Felicia Selvaraj is still on oxygen, but doctors hope she can come off it soon

When Felicia Selvaraj became ill with coronavirus in April 2020, she was told she was unlikely to survive.

More than a year on, the nurse from Birmingham is still unwell with long Covid, feeling tired and breathless.

She's now receiving treatment at a specialist clinic in the city which was set up to find out more about the lasting effects of the disease.

Long Covid is thought to affect about one in five people five weeks after an initial infection, ONS figures suggest.

"It's been a very hard year," Ms Selvaraj said. "Covid made me very ill, I've never been ill like this.

"The road to recovery, it's very very long. I'm getting better slowly, every day one more step."

The clinic which is treating her is based at the BMI Hospital in Edgbaston, and was initially run by volunteer doctors who felt there was a gap in the care available.

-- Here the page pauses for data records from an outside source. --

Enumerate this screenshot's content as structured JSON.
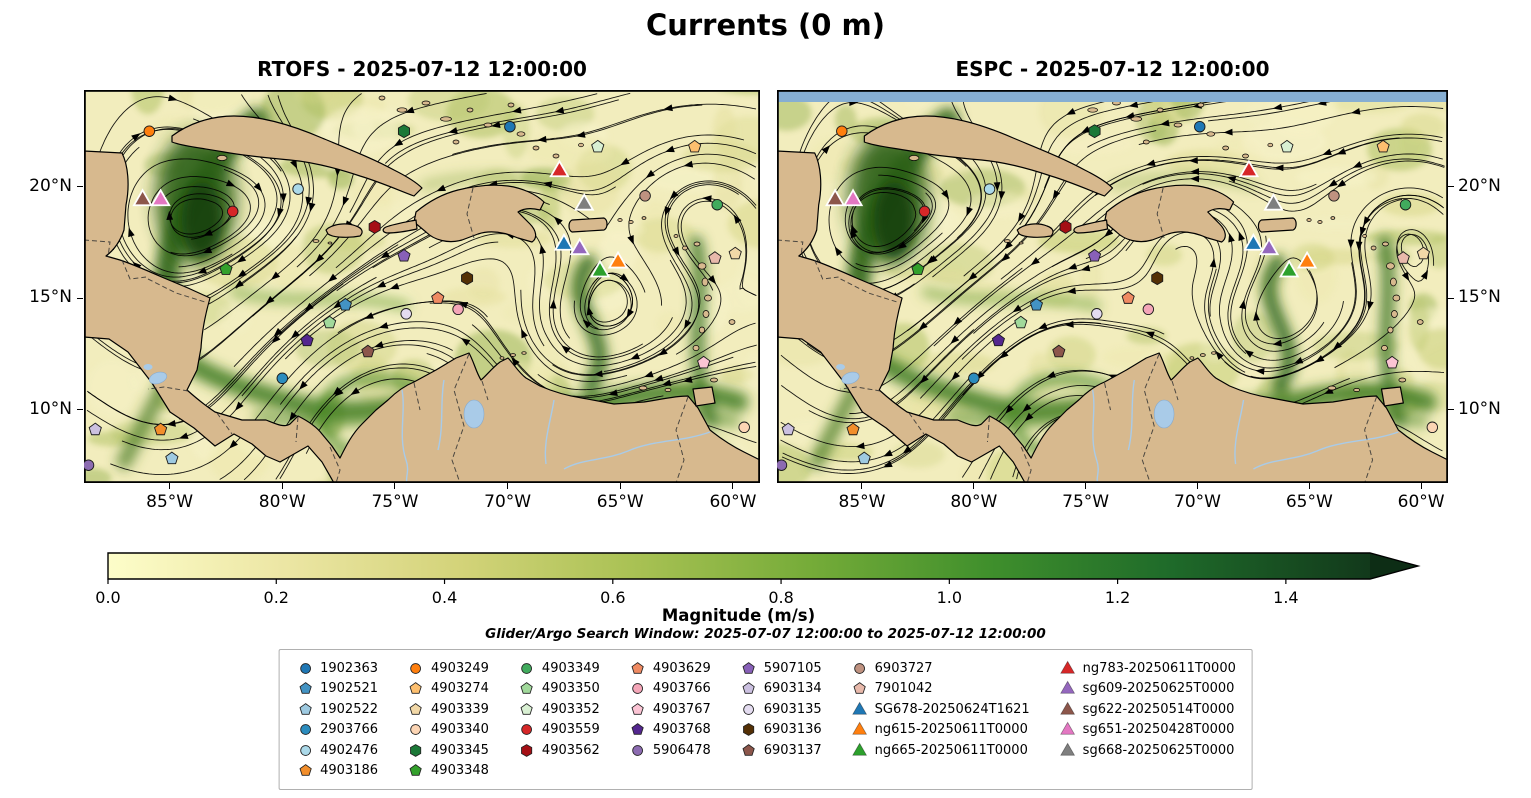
{
  "figure_title": "Currents (0 m)",
  "panels": [
    {
      "model": "RTOFS",
      "title": "RTOFS - 2025-07-12 12:00:00"
    },
    {
      "model": "ESPC",
      "title": "ESPC - 2025-07-12 12:00:00"
    }
  ],
  "axes": {
    "x_tick_labels": [
      "85°W",
      "80°W",
      "75°W",
      "70°W",
      "65°W",
      "60°W"
    ],
    "x_tick_lons": [
      -85,
      -80,
      -75,
      -70,
      -65,
      -60
    ],
    "y_tick_labels": [
      "20°N",
      "15°N",
      "10°N"
    ],
    "y_tick_lats": [
      20,
      15,
      10
    ]
  },
  "colorbar": {
    "label": "Magnitude (m/s)",
    "tick_labels": [
      "0.0",
      "0.2",
      "0.4",
      "0.6",
      "0.8",
      "1.0",
      "1.2",
      "1.4"
    ],
    "tick_values": [
      0,
      0.2,
      0.4,
      0.6,
      0.8,
      1.0,
      1.2,
      1.4
    ],
    "vmin": 0.0,
    "vmax": 1.5,
    "extend": "max",
    "arrow_color": "#0d2d15",
    "gradient": [
      [
        0,
        "#fdfdc9"
      ],
      [
        0.14,
        "#ece6a4"
      ],
      [
        0.28,
        "#d3d379"
      ],
      [
        0.42,
        "#a8c153"
      ],
      [
        0.56,
        "#74ab38"
      ],
      [
        0.7,
        "#3f8f2c"
      ],
      [
        0.84,
        "#1f6b2a"
      ],
      [
        1,
        "#12391b"
      ]
    ]
  },
  "annotations": {
    "search_window": "Glider/Argo Search Window: 2025-07-07 12:00:00 to 2025-07-12 12:00:00"
  },
  "chart_data": {
    "type": "scatter",
    "title": "Currents (0 m)",
    "depth_m": 0,
    "valid_time": "2025-07-12 12:00:00",
    "subplots": [
      "RTOFS - 2025-07-12 12:00:00",
      "ESPC - 2025-07-12 12:00:00"
    ],
    "field": "ocean current magnitude with streamlines, Caribbean Sea region",
    "extent": {
      "lon": [
        -88.8,
        -58.8
      ],
      "lat": [
        6.7,
        24.35
      ]
    },
    "colorbar": {
      "label": "Magnitude (m/s)",
      "range": [
        0,
        1.5
      ],
      "extend": "max"
    },
    "search_window": {
      "start": "2025-07-07 12:00:00",
      "end": "2025-07-12 12:00:00"
    },
    "platforms": [
      {
        "label": "1902363",
        "type": "argo",
        "shape": "circle",
        "color": "#1f77b4",
        "lon": -69.9,
        "lat": 22.7
      },
      {
        "label": "1902521",
        "type": "argo",
        "shape": "pentagon",
        "color": "#4393c3",
        "lon": -77.2,
        "lat": 14.7
      },
      {
        "label": "1902522",
        "type": "argo",
        "shape": "pentagon",
        "color": "#9ecae1",
        "lon": -84.9,
        "lat": 7.8
      },
      {
        "label": "2903766",
        "type": "argo",
        "shape": "circle",
        "color": "#2b8cbe",
        "lon": -80.0,
        "lat": 11.4
      },
      {
        "label": "4902476",
        "type": "argo",
        "shape": "circle",
        "color": "#abd9e9",
        "lon": -79.3,
        "lat": 19.9
      },
      {
        "label": "4903186",
        "type": "argo",
        "shape": "pentagon",
        "color": "#f28e2b",
        "lon": -85.4,
        "lat": 9.1
      },
      {
        "label": "4903249",
        "type": "argo",
        "shape": "circle",
        "color": "#ff7f0e",
        "lon": -85.9,
        "lat": 22.5
      },
      {
        "label": "4903274",
        "type": "argo",
        "shape": "pentagon",
        "color": "#fdbf6f",
        "lon": -61.7,
        "lat": 21.8
      },
      {
        "label": "4903339",
        "type": "argo",
        "shape": "pentagon",
        "color": "#f2d8a7",
        "lon": -59.9,
        "lat": 17.0
      },
      {
        "label": "4903340",
        "type": "argo",
        "shape": "circle",
        "color": "#fcd5b4",
        "lon": -59.5,
        "lat": 9.2
      },
      {
        "label": "4903345",
        "type": "argo",
        "shape": "hexagon",
        "color": "#1b7837",
        "lon": -74.6,
        "lat": 22.5
      },
      {
        "label": "4903348",
        "type": "argo",
        "shape": "pentagon",
        "color": "#33a02c",
        "lon": -82.5,
        "lat": 16.3
      },
      {
        "label": "4903349",
        "type": "argo",
        "shape": "circle",
        "color": "#41ab5d",
        "lon": -60.7,
        "lat": 19.2
      },
      {
        "label": "4903350",
        "type": "argo",
        "shape": "pentagon",
        "color": "#a1d99b",
        "lon": -77.9,
        "lat": 13.9
      },
      {
        "label": "4903352",
        "type": "argo",
        "shape": "pentagon",
        "color": "#d9f0d3",
        "lon": -66.0,
        "lat": 21.8
      },
      {
        "label": "4903559",
        "type": "argo",
        "shape": "circle",
        "color": "#d62728",
        "lon": -82.2,
        "lat": 18.9
      },
      {
        "label": "4903562",
        "type": "argo",
        "shape": "hexagon",
        "color": "#a50f15",
        "lon": -75.9,
        "lat": 18.2
      },
      {
        "label": "4903629",
        "type": "argo",
        "shape": "pentagon",
        "color": "#ef8a62",
        "lon": -73.1,
        "lat": 15.0
      },
      {
        "label": "4903766",
        "type": "argo",
        "shape": "circle",
        "color": "#f4a6b8",
        "lon": -72.2,
        "lat": 14.5
      },
      {
        "label": "4903767",
        "type": "argo",
        "shape": "pentagon",
        "color": "#fbc4d4",
        "lon": -61.3,
        "lat": 12.1
      },
      {
        "label": "4903768",
        "type": "argo",
        "shape": "pentagon",
        "color": "#54278f",
        "lon": -78.9,
        "lat": 13.1
      },
      {
        "label": "5906478",
        "type": "argo",
        "shape": "circle",
        "color": "#8c6bb1",
        "lon": -88.6,
        "lat": 7.5
      },
      {
        "label": "5907105",
        "type": "argo",
        "shape": "pentagon",
        "color": "#8860b8",
        "lon": -74.6,
        "lat": 16.9
      },
      {
        "label": "6903134",
        "type": "argo",
        "shape": "pentagon",
        "color": "#cbc0e0",
        "lon": -88.3,
        "lat": 9.1
      },
      {
        "label": "6903135",
        "type": "argo",
        "shape": "circle",
        "color": "#e4dcf0",
        "lon": -74.5,
        "lat": 14.3
      },
      {
        "label": "6903136",
        "type": "argo",
        "shape": "hexagon",
        "color": "#543005",
        "lon": -71.8,
        "lat": 15.9
      },
      {
        "label": "6903137",
        "type": "argo",
        "shape": "pentagon",
        "color": "#8c564b",
        "lon": -76.2,
        "lat": 12.6
      },
      {
        "label": "6903727",
        "type": "argo",
        "shape": "circle",
        "color": "#bf9280",
        "lon": -63.9,
        "lat": 19.6
      },
      {
        "label": "7901042",
        "type": "argo",
        "shape": "pentagon",
        "color": "#e8b9ab",
        "lon": -60.8,
        "lat": 16.8
      },
      {
        "label": "SG678-20250624T1621",
        "type": "glider",
        "shape": "triangle",
        "color": "#1f77b4",
        "lon": -67.5,
        "lat": 17.4
      },
      {
        "label": "ng615-20250611T0000",
        "type": "glider",
        "shape": "triangle",
        "color": "#ff7f0e",
        "lon": -65.1,
        "lat": 16.6
      },
      {
        "label": "ng665-20250611T0000",
        "type": "glider",
        "shape": "triangle",
        "color": "#2ca02c",
        "lon": -65.9,
        "lat": 16.2
      },
      {
        "label": "ng783-20250611T0000",
        "type": "glider",
        "shape": "triangle",
        "color": "#d62728",
        "lon": -67.7,
        "lat": 20.7
      },
      {
        "label": "sg609-20250625T0000",
        "type": "glider",
        "shape": "triangle",
        "color": "#9467bd",
        "lon": -66.8,
        "lat": 17.2
      },
      {
        "label": "sg622-20250514T0000",
        "type": "glider",
        "shape": "triangle",
        "color": "#8c564b",
        "lon": -86.2,
        "lat": 19.4
      },
      {
        "label": "sg651-20250428T0000",
        "type": "glider",
        "shape": "triangle",
        "color": "#e377c2",
        "lon": -85.4,
        "lat": 19.4
      },
      {
        "label": "sg668-20250625T0000",
        "type": "glider",
        "shape": "triangle",
        "color": "#7f7f7f",
        "lon": -66.6,
        "lat": 19.2
      }
    ]
  },
  "legend": {
    "columns": [
      [
        "1902363",
        "1902521",
        "1902522",
        "2903766",
        "4902476",
        "4903186"
      ],
      [
        "4903249",
        "4903274",
        "4903339",
        "4903340",
        "4903345",
        "4903348"
      ],
      [
        "4903349",
        "4903350",
        "4903352",
        "4903559",
        "4903562"
      ],
      [
        "4903629",
        "4903766",
        "4903767",
        "4903768",
        "5906478"
      ],
      [
        "5907105",
        "6903134",
        "6903135",
        "6903136",
        "6903137"
      ],
      [
        "6903727",
        "7901042",
        "SG678-20250624T1621",
        "ng615-20250611T0000",
        "ng665-20250611T0000"
      ],
      [
        "ng783-20250611T0000",
        "sg609-20250625T0000",
        "sg622-20250514T0000",
        "sg651-20250428T0000",
        "sg668-20250625T0000"
      ]
    ]
  }
}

"We felt we needed this wrap-around service and the only way it would happen was if we did it," Dr Nandan Gautam said.

"If we don't think about the consequences of long Covid we would be setting ourselves up for problems in the future."

Also being treated is Rob Smith, a key worker who contracted the virus in January. Four months on, he is exhausted after a short walk.

Image caption,

Rob Smith had to be airlifted to hospital when he became ill with Covid

"Some days I wake up and I'm fine and then some days I wake up and I've got no energy," he said.

There is no universally-agreed definition of long Covid, but it covers a broad range of symptoms., external

From his work so far, Dr Gautam said he is "fairly convinced that Covid will have led to some form of auto-immune disease that we don't yet understand".